Pienamente meritati invece i premi agli altri titoli: quello speciale della giuria, andato a Les amours suspendues di Marion Fayolle, autrice in crescita del fumetto sperimentale francese; e quelli alla miglior serie e alla rivelazione, entrambi destinati a due astri del nuovo fumetto indipendente statunitense come Simon Hanselmann (Happy fucking birthday) e Nick Ornaso (Beverly), acuti entomologi dell’alienazione pubblicati in Italia da Coconino press. Per il resto grande girandola di incontri, conferenze, atelier e master class, come quella dedicata a Naoki Urasawa, e una quantità di esposizioni di alto livello di cui vi proponiamo una panoramica selettiva.

Un maestro della memoria
Per fermarci su quella, davvero perfetta, dedicata a Emmanuel Guibert, vincitore nel 2017 del prestigioso premio Goscinny. L’autore di Il fotografo, della trilogia La guerra di Alan e ancora di L’infanzia di Alan e del recente Martha & Alan (tutti editi in Italia da Coconino press), appare ormai come un maestro al pari dei grandi del passato. Un maestro della memoria.

Le tavole delle sue storie, come anche le sue illustrazioni dall’Italia o dal Giappone, sono delle visioni stilizzate, che trasfigurano – mediante un lavoro di fusione – l’iconografia fotografica con quella di certi grandi illustratori, e celebrano non solo un tempo che mai più tornerà ma soprattutto l’essenza di una certa dimensione umana che mai più tornerà (creando in questo un’eco significativa a quella di Cosey). Guibert coglie istanti che si rivelano condensati di una memoria recente, quella degli Stati Uniti degli anni quaranta, come fosse sedimentata nell’inconscio collettivo. Ne esce una rivisitazione onirica del tempo passato realmente potente e profonda.

Oltre a stupire e affascinare per le particolarissime tecniche grafiche utilizzate come anche per l’originalità dei supporti, le tavole scelte dimostravano bene che La guerra di Alan assurge a poema umano di tutte le guerre, L’infanzia di Alan a poema di tutte le infanzie e Martha & Alan a poema di fedeltà all’ideale di amicizia che nella fattispecie trova la sua base nell’infanzia ed è trasversale ai sessi.

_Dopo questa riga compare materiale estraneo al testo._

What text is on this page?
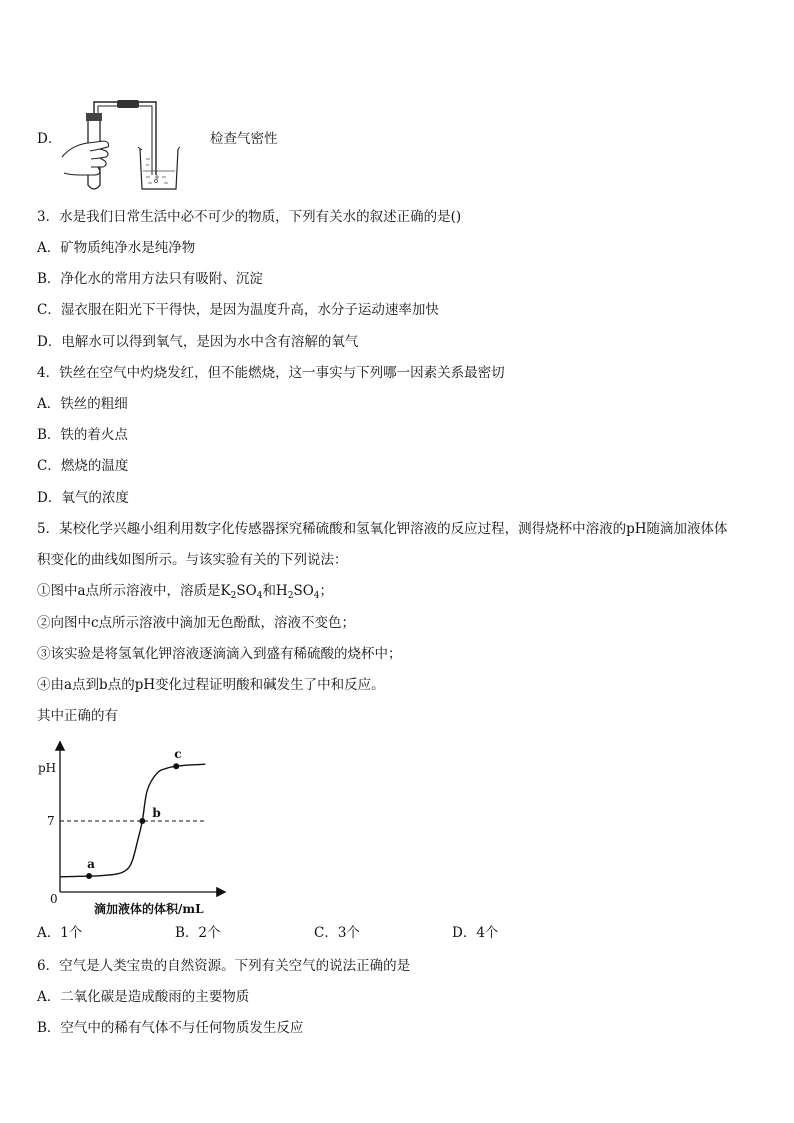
D．	检查气密性
3．水是我们日常生活中必不可少的物质，下列有关水的叙述正确的是()
A．矿物质纯净水是纯净物
B．净化水的常用方法只有吸附、沉淀
C．湿衣服在阳光下干得快，是因为温度升高，水分子运动速率加快
D．电解水可以得到氧气，是因为水中含有溶解的氧气
4．铁丝在空气中灼烧发红，但不能燃烧，这一事实与下列哪一因素关系最密切
A．铁丝的粗细
B．铁的着火点
C．燃烧的温度
D．氧气的浓度
5．某校化学兴趣小组利用数字化传感器探究稀硫酸和氢氧化钾溶液的反应过程，测得烧杯中溶液的pH随滴加液体体
积变化的曲线如图所示。与该实验有关的下列说法：
①图中a点所示溶液中，溶质是$K_2SO_4$和$H_2SO_4$；
②向图中c点所示溶液中滴加无色酚酞，溶液不变色；
③该实验是将氢氧化钾溶液逐滴滴入到盛有稀硫酸的烧杯中；
④由a点到b点的pH变化过程证明酸和碱发生了中和反应。
其中正确的有
pH
0
7
a
b
c
滴加液体的体积/mL
A．1个	B．2个	C．3个	D．4个
6．空气是人类宝贵的自然资源。下列有关空气的说法正确的是
A．二氧化碳是造成酸雨的主要物质
B．空气中的稀有气体不与任何物质发生反应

Tematiche che troviamo condensate e anticipate in Il fotografo.

L’esposizione dedicata a Naoki Urasawa (a Parigi all’Hôtel de ville fino al 31 marzo), creatore di saghe di grande successo del manga recente come Monsters o Pluto, rivela un autore dalla mano sicura, dalle atmosfere intense e dalla notevole finezza psicologica.

Una sinfonia di tavole
Ma è l’esposizione dedicata a colui che fu soprannominato dio del manga, Osamu Tezuka (museo di Angoulême, fino all’11 marzo), a essere quasi un capolavoro. Se si ha un’idea delle quantità di tavole disegnate da un autore dell’industria del manga si ha allora un’idea di quante tavole abbia disegnato in oltre quarant’anni di carriera il mangaka più famoso della storia del Giappone. Qui sono esposte circa 200 tavole, tra cui molte mai uscite prima dal Giappone.

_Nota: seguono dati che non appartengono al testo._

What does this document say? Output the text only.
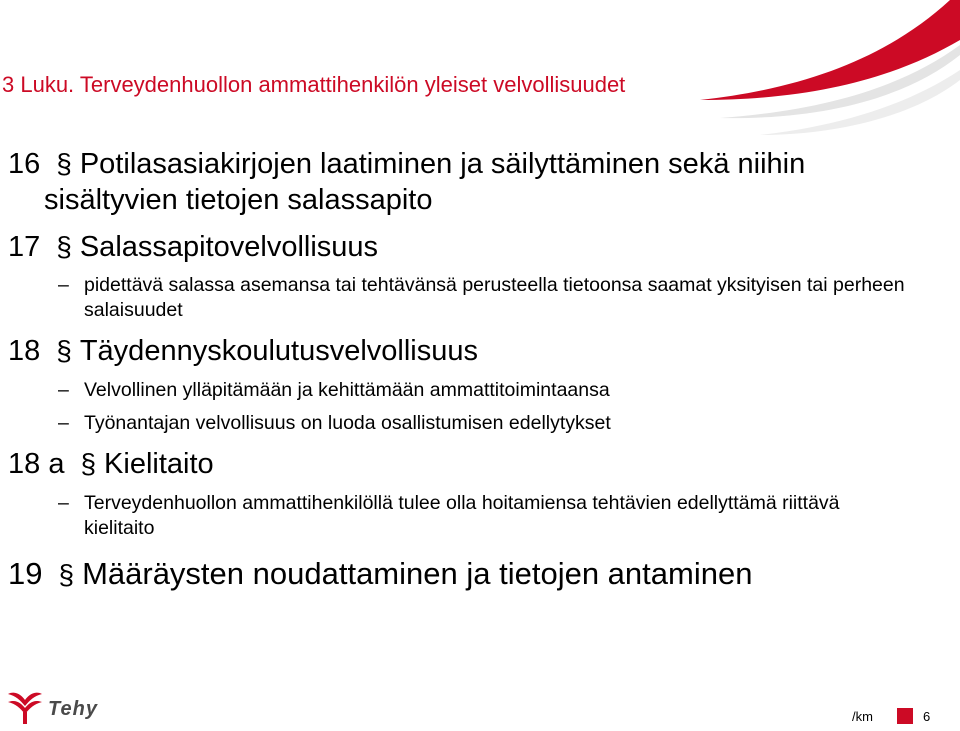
3 Luku. Terveydenhuollon ammattihenkilön yleiset velvollisuudet
16 § Potilasasiakirjojen laatiminen ja säilyttäminen sekä niihin
sisältyvien tietojen salassapito
17 § Salassapitovelvollisuus
– pidettävä salassa asemansa tai tehtävänsä perusteella tietoonsa saamat yksityisen tai perheen salaisuudet
18 § Täydennyskoulutusvelvollisuus
– Velvollinen ylläpitämään ja kehittämään ammattitoimintaansa
– Työnantajan velvollisuus on luoda osallistumisen edellytykset
18 a § Kielitaito
– Terveydenhuollon ammattihenkilöllä tulee olla hoitamiensa tehtävien edellyttämä riittävä kielitaito
19 § Määräysten noudattaminen ja tietojen antaminen
Tehy	/km	6
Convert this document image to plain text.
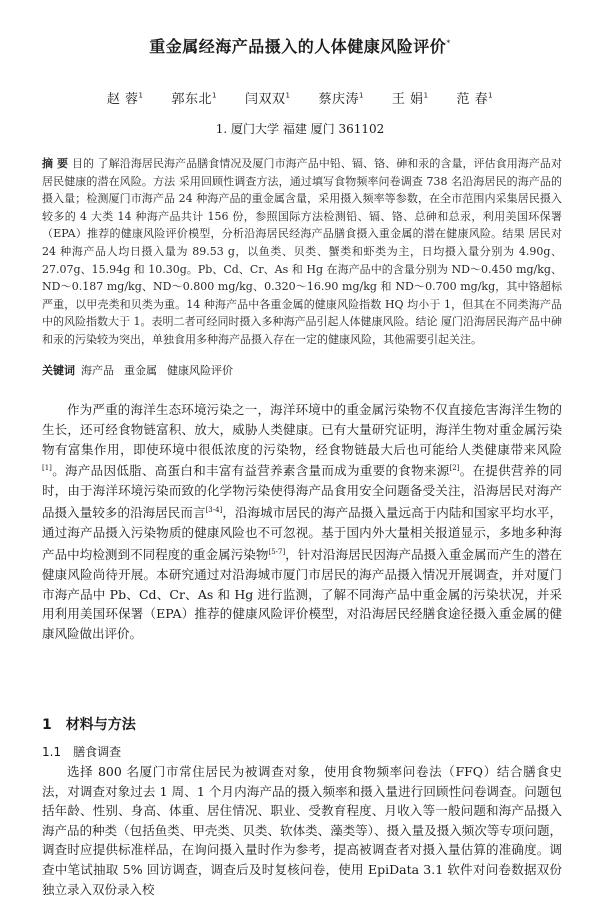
重金属经海产品摄入的人体健康风险评价*
赵 蓉$^1$ 郭东北$^1$ 闫双双$^1$ 蔡庆涛$^1$ 王 娟$^1$ 范 春$^1$
1. 厦门大学 福建 厦门 361102
摘 要 目的 了解沿海居民海产品膳食情况及厦门市海产品中铅、镉、铬、砷和汞的含量，评估食用海产品对居民健康的潜在风险。方法 采用回顾性调查方法，通过填写食物频率问卷调查 738 名沿海居民的海产品的摄入量；检测厦门市海产品 24 种海产品的重金属含量，采用摄入频率等参数，在全市范围内采集居民摄入较多的 4 大类 14 种海产品共计 156 份，参照国际方法检测铅、镉、铬、总砷和总汞，利用美国环保署（EPA）推荐的健康风险评价模型，分析沿海居民经海产品膳食摄入重金属的潜在健康风险。结果 居民对 24 种海产品人均日摄入量为 89.53 g，以鱼类、贝类、蟹类和虾类为主，日均摄入量分别为 4.90g、27.07g、15.94g 和 10.30g。Pb、Cd、Cr、As 和 Hg 在海产品中的含量分别为 ND～0.450 mg/kg、ND～0.187 mg/kg、ND～0.800 mg/kg、0.320～16.90 mg/kg 和 ND～0.700 mg/kg，其中铬超标严重，以甲壳类和贝类为重。14 种海产品中各重金属的健康风险指数 HQ 均小于 1，但其在不同类海产品中的风险指数大于 1。表明二者可经同时摄入多种海产品引起人体健康风险。结论 厦门沿海居民海产品中砷和汞的污染较为突出，单独食用多种海产品摄入存在一定的健康风险，其他需要引起关注。
关键词 海产品 重金属 健康风险评价
作为严重的海洋生态环境污染之一，海洋环境中的重金属污染物不仅直接危害海洋生物的生长，还可经食物链富积、放大，威胁人类健康。已有大量研究证明，海洋生物对重金属污染物有富集作用，即使环境中很低浓度的污染物，经食物链最大后也可能给人类健康带来风险[1]。海产品因低脂、高蛋白和丰富有益营养素含量而成为重要的食物来源[2]。在提供营养的同时，由于海洋环境污染而致的化学物污染使得海产品食用安全问题备受关注，沿海居民对海产品摄入量较多的沿海居民而言[3-4]，沿海城市居民的海产品摄入量远高于内陆和国家平均水平，通过海产品摄入污染物质的健康风险也不可忽视。基于国内外大量相关报道显示，多地多种海产品中均检测到不同程度的重金属污染物[5-7]，针对沿海居民因海产品摄入重金属而产生的潜在健康风险尚待开展。本研究通过对沿海城市厦门市居民的海产品摄入情况开展调查，并对厦门市海产品中 Pb、Cd、Cr、As 和 Hg 进行监测，了解不同海产品中重金属的污染状况，并采用利用美国环保署（EPA）推荐的健康风险评价模型，对沿海居民经膳食途径摄入重金属的健康风险做出评价。
1 材料与方法
1.1 膳食调查
选择 800 名厦门市常住居民为被调查对象，使用食物频率问卷法（FFQ）结合膳食史法，对调查对象过去 1 周、1 个月内海产品的摄入频率和摄入量进行回顾性问卷调查。问题包括年龄、性别、身高、体重、居住情况、职业、受教育程度、月收入等一般问题和海产品摄入海产品的种类（包括鱼类、甲壳类、贝类、软体类、藻类等）、摄入量及摄入频次等专项问题，调查时应提供标准样品，在询问摄入量时作为参考，提高被调查者对摄入量估算的准确度。调查中笔试抽取 5% 回访调查，调查后及时复核问卷，使用 EpiData 3.1 软件对问卷数据双份独立录入双份录入校
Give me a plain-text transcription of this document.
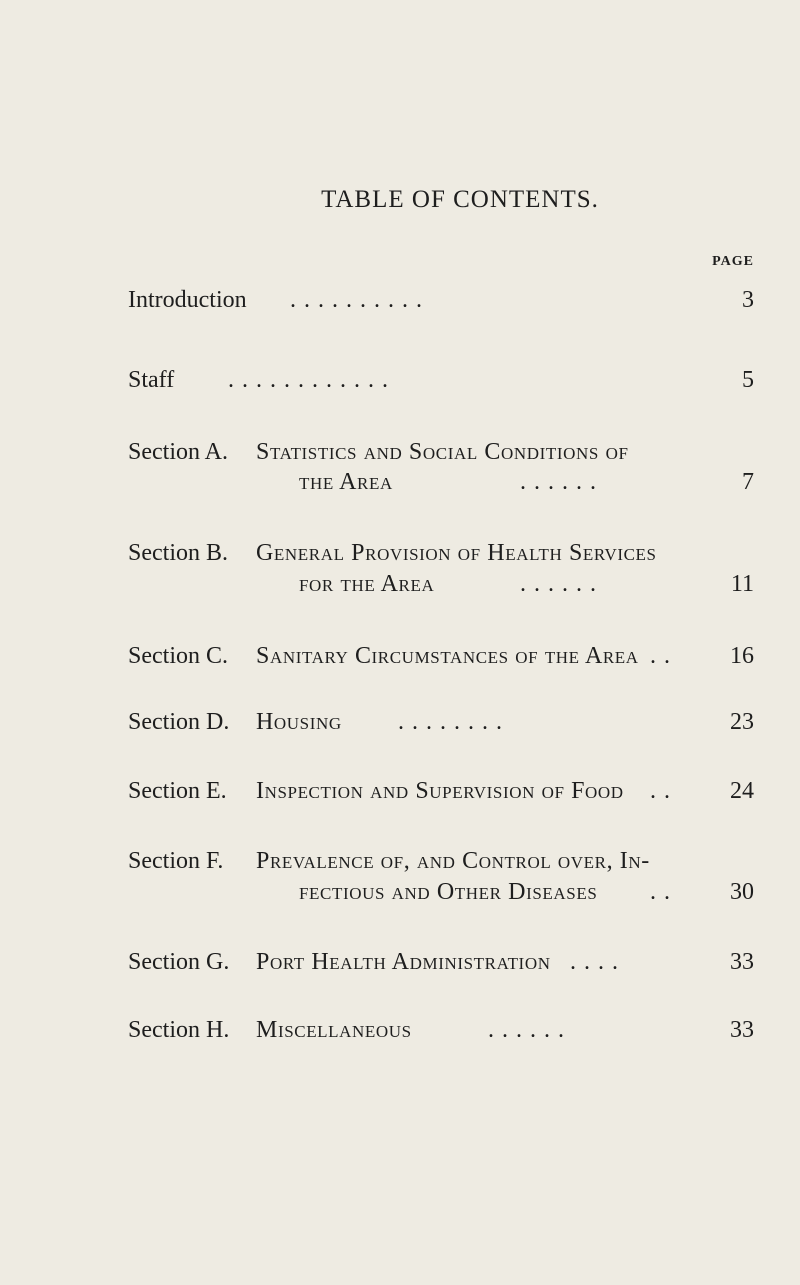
TABLE OF CONTENTS.
PAGE
Introduction . . . . . . . . . .	3
Staff . . . . . . . . . . . .	5
Section A. Statistics and Social Conditions of
the Area	. . . . . .	7
Section B. General Provision of Health Services
for the Area	. . . . . .	11
Section C. Sanitary Circumstances of the Area . .	16
Section D. Housing . . . . . . . .	23
Section E. Inspection and Supervision of Food . .	24
Section F. Prevalence of, and Control over, In-
fectious and Other Diseases . .	30
Section G. Port Health Administration . . . .	33
Section H. Miscellaneous	. . . . . .	33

Il padre di Astroboy, la principessa Zaffiro, Re Leo (che ha ispirato alla Disney il poco ispirato Re Leone) e di tanti altri personaggi, autore influente per la carriera di tanti autori di manga e di anime (tra cui Hayao Miyazaki), è anche stato autore di fondamentali graphic novel, sia di genere sia d’impegno sociale e politico, come la lunga storia sul collaborazionismo giapponese con il nazismo La storia dei tre Adolf (Hazard edizioni), oppure Ayako (Hazard edizioni) coraggiosa radiografia della condizione femminile in certi ambienti sociali del Giappone degli anni settanta.

Si può immaginare cosa sarebbe stato se avessero fatto la stessa cosa nei propri paesi Walt Disney, Jacovitti o Hergé, il creatore di Tintin. L’esposizione ha presentato una scelta di tavole che rivelano un’oculatezza reale nello scegliere gli esempi giusti per ogni epoca e opera, mettendo in relazione e perfino in contraddizione le varie epoche della sua carriera. All’uscita si ha quasi l’impressione di aver seguito una sorta di sinfonia, una mostra di poesia, dove la delicata eleganza del segno calligrafico dell’autore non finiva di stupire e ammaliare al pari dell’originalità nella composizione e nel montaggio delle tavole.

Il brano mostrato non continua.